Common Interview Questions
Q1: What is aggregate awareness in Looker?
Answer: Aggregate awareness automatically routes queries to the most efficient pre-computed aggregate table. Looker selects the smallest aggregate that satisfies the query, improving performance and reducing costs.
Q2: What is a datagroup in Looker?
Answer: Datagroups define refresh policies for PDTs. They can trigger on schedule, SQL query results, or custom triggers. Datagroups ensure PDTs are refreshed at appropriate intervals based on data freshness requirements.
Q3: How do you prevent fanout in Looker joins?
Answer: Use symmetric aggregates (count_distinct, sum_distinct) to prevent double-counting. Use join_types that limit row multiplication. Consider creating derived tables that pre-aggregate data before joining.
Q4: What is the difference between derived tables and PDTs?

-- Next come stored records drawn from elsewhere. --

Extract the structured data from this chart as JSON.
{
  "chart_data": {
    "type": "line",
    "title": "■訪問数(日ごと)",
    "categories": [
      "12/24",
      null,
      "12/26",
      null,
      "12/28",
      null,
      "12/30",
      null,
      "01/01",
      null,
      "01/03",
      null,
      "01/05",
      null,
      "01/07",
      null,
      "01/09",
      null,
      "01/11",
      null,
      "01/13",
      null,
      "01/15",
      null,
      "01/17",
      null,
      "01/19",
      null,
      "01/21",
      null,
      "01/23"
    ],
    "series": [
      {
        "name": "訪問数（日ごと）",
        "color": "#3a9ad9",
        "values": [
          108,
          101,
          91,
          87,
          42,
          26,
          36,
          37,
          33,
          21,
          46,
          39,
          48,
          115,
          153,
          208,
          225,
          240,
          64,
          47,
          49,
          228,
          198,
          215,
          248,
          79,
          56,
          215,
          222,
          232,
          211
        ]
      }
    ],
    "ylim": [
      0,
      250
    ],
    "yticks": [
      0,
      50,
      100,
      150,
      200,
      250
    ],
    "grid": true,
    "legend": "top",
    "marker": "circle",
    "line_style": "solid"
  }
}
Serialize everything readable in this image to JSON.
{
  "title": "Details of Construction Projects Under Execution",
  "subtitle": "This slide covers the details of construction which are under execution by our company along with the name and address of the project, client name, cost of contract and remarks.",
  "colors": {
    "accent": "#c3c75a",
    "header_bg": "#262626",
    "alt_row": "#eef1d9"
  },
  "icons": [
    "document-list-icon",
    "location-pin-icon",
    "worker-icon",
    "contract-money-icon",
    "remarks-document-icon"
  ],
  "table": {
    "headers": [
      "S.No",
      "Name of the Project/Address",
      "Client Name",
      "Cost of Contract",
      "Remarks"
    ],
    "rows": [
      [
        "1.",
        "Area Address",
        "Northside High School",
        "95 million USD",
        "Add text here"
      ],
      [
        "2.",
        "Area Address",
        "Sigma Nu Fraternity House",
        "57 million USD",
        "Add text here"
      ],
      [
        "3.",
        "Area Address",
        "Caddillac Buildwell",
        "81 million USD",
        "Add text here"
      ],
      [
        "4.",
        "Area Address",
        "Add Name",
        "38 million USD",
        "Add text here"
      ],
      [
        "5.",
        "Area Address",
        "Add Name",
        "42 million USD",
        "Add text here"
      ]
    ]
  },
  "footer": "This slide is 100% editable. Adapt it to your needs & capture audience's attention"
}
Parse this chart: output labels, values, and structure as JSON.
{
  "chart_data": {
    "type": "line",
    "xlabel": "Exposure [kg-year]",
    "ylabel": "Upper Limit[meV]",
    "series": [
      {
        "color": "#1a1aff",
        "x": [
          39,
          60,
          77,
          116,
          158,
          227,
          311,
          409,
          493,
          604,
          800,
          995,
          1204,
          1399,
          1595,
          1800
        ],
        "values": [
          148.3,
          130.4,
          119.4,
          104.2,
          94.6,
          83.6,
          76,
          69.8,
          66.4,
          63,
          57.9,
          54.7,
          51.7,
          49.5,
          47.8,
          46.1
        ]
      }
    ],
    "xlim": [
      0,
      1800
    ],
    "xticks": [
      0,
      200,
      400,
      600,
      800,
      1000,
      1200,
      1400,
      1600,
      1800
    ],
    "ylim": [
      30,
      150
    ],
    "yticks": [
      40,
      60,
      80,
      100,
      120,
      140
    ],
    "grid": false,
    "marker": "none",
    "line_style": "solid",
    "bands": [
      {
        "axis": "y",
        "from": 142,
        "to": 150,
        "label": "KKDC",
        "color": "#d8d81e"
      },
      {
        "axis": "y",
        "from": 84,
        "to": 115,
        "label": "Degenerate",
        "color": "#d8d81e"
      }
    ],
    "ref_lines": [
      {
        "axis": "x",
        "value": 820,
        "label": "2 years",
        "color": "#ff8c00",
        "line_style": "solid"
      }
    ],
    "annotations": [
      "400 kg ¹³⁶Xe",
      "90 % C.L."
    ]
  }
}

Answer: Derived tables are virtual tables computed at query time. PDTs are materialized in the database and refreshed on a schedule. PDTs improve performance for expensive queries but require storage and refresh time.
Q5: How do you optimize Looker for large datasets?
Answer: 1) Use aggregate tables for dashboards, 2) Implement PDTs for expensive queries, 3) Use always_filter to prevent full-table scans, 4) Optimize LookML joins, 5) Use BigQuery materialized views, 6) Implement caching.